Asked to tell a story, the following is what Francie came up with:
‘There was this man and he lived below in Miltown. There were three or four girls and one boy on the farm. The girls were gone away; they had emigrated.
His mother had great value on this boy, him being the only son. They were keeping him for the land. Every morning when he’d get up, his shoes would be warmed and his stockings would be warmed and there’d be two duck eggs boiled for him for the breakfast. He was pampered like that.
But he got a fit of travelling. He got a fit of emigrating but they stopped him. He tried to go to America but they stopped him. He had nothing to do in the finish but join the English army.
You know yourself, the discipline was terrible (strict) in the English army that time. Up at six o’clock in the morning when the bell would ring, there were no two duck eggs for him there.
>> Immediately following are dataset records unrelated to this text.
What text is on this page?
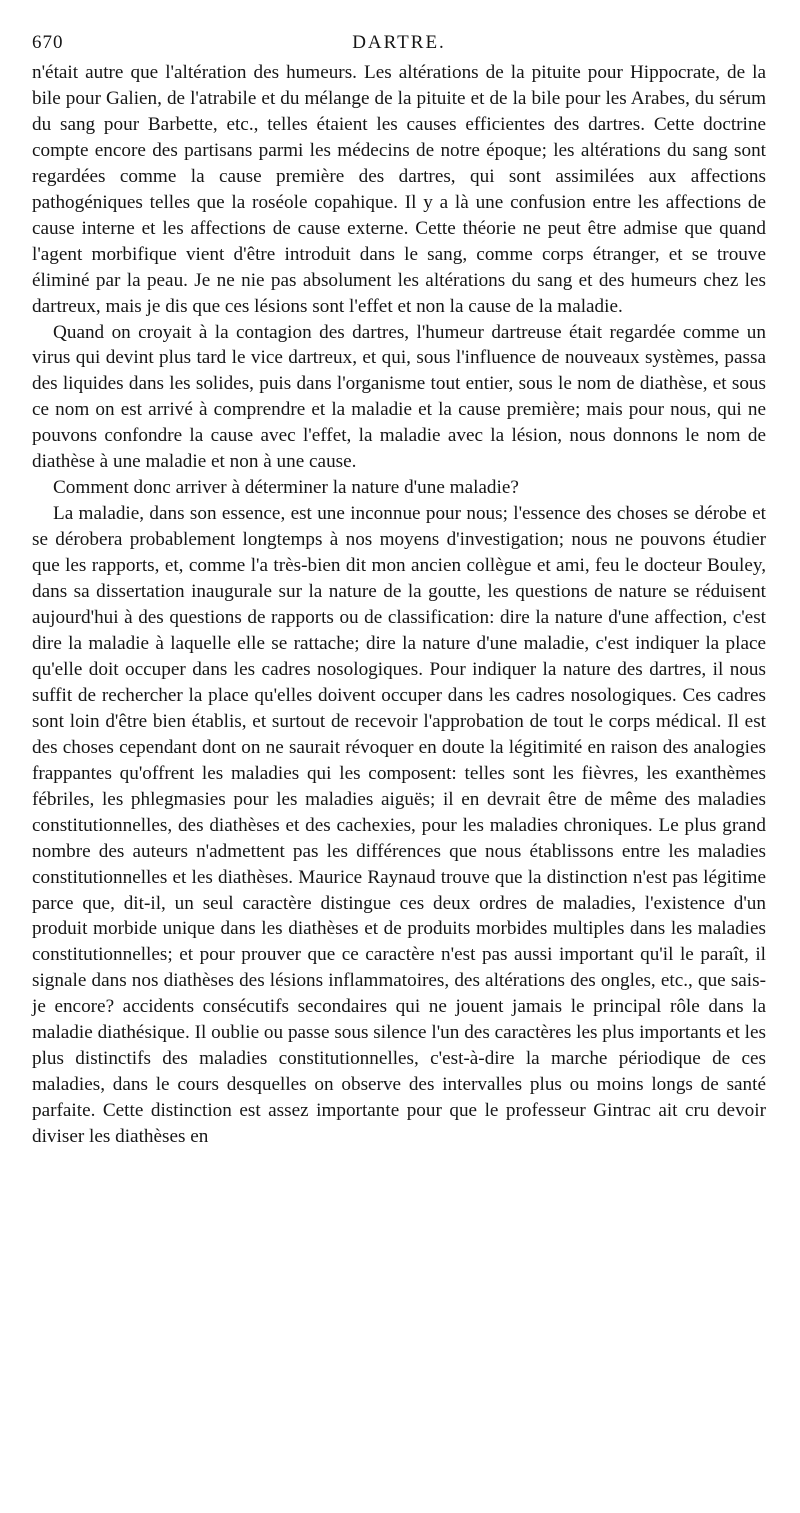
670	DARTRE.

n'était autre que l'altération des humeurs. Les altérations de la pituite pour Hippocrate, de la bile pour Galien, de l'atrabile et du mélange de la pituite et de la bile pour les Arabes, du sérum du sang pour Barbette, etc., telles étaient les causes efficientes des dartres. Cette doctrine compte encore des partisans parmi les médecins de notre époque; les altérations du sang sont regardées comme la cause première des dartres, qui sont assimilées aux affections pathogéniques telles que la roséole copahique. Il y a là une confusion entre les affections de cause interne et les affections de cause externe. Cette théorie ne peut être admise que quand l'agent morbifique vient d'être introduit dans le sang, comme corps étranger, et se trouve éliminé par la peau. Je ne nie pas absolument les altérations du sang et des humeurs chez les dartreux, mais je dis que ces lésions sont l'effet et non la cause de la maladie.

Quand on croyait à la contagion des dartres, l'humeur dartreuse était regardée comme un virus qui devint plus tard le vice dartreux, et qui, sous l'influence de nouveaux systèmes, passa des liquides dans les solides, puis dans l'organisme tout entier, sous le nom de diathèse, et sous ce nom on est arrivé à comprendre et la maladie et la cause première; mais pour nous, qui ne pouvons confondre la cause avec l'effet, la maladie avec la lésion, nous donnons le nom de diathèse à une maladie et non à une cause.

Comment donc arriver à déterminer la nature d'une maladie?

La maladie, dans son essence, est une inconnue pour nous; l'essence des choses se dérobe et se dérobera probablement longtemps à nos moyens d'investigation; nous ne pouvons étudier que les rapports, et, comme l'a très-bien dit mon ancien collègue et ami, feu le docteur Bouley, dans sa dissertation inaugurale sur la nature de la goutte, les questions de nature se réduisent aujourd'hui à des questions de rapports ou de classification: dire la nature d'une affection, c'est dire la maladie à laquelle elle se rattache; dire la nature d'une maladie, c'est indiquer la place qu'elle doit occuper dans les cadres nosologiques. Pour indiquer la nature des dartres, il nous suffit de rechercher la place qu'elles doivent occuper dans les cadres nosologiques. Ces cadres sont loin d'être bien établis, et surtout de recevoir l'approbation de tout le corps médical. Il est des choses cependant dont on ne saurait révoquer en doute la légitimité en raison des analogies frappantes qu'offrent les maladies qui les composent: telles sont les fièvres, les exanthèmes fébriles, les phlegmasies pour les maladies aiguës; il en devrait être de même des maladies constitutionnelles, des diathèses et des cachexies, pour les maladies chroniques. Le plus grand nombre des auteurs n'admettent pas les différences que nous établissons entre les maladies constitutionnelles et les diathèses. Maurice Raynaud trouve que la distinction n'est pas légitime parce que, dit-il, un seul caractère distingue ces deux ordres de maladies, l'existence d'un produit morbide unique dans les diathèses et de produits morbides multiples dans les maladies constitutionnelles; et pour prouver que ce caractère n'est pas aussi important qu'il le paraît, il signale dans nos diathèses des lésions inflammatoires, des altérations des ongles, etc., que sais-je encore? accidents consécutifs secondaires qui ne jouent jamais le principal rôle dans la maladie diathésique. Il oublie ou passe sous silence l'un des caractères les plus importants et les plus distinctifs des maladies constitutionnelles, c'est-à-dire la marche périodique de ces maladies, dans le cours desquelles on observe des intervalles plus ou moins longs de santé parfaite. Cette distinction est assez importante pour que le professeur Gintrac ait cru devoir diviser les diathèses en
He went down the town with a crowd of the boys, the evening he got paid anyway. He weighed himself and he found out that he’d a stone lost since he left Ireland.
It frightened him and he wrote home to his father. You could be bought out of the English army that time for £50. So he wrote home to the father for £50 but the father wouldn’t send it to him.
He had it alright. He had it in the bank but he wouldn’t send it. He said ‘stay there now and a few years of it will do you no harm’.
About a fortnight or three weeks later, didn’t the father die sudden. He got a week’s leave from the English army and he came home. The father was buried and everything was going smooth.
But his mother gave him a pound to come up to Miltown and give it to the priest to say masses for his father’s soul. But the first public house he met, when he came up to Miltown, he went in. Porter was only tuppence ha’penny a pint at the time.
Of course, a pound would buy you a lot of porter. He got plenty help. He drank the pound anyway and he went home. The mother asked him how did he get on with the priest?
‘I didn’t go near him at all,” he said.
She got very cross with him. ‘Why?’ said she.
‘If he’s in hell ’tis no good to him. If he’s Heaven he doesn’t want it. But if he’s in Purgatory a few years of it will do him no harm.’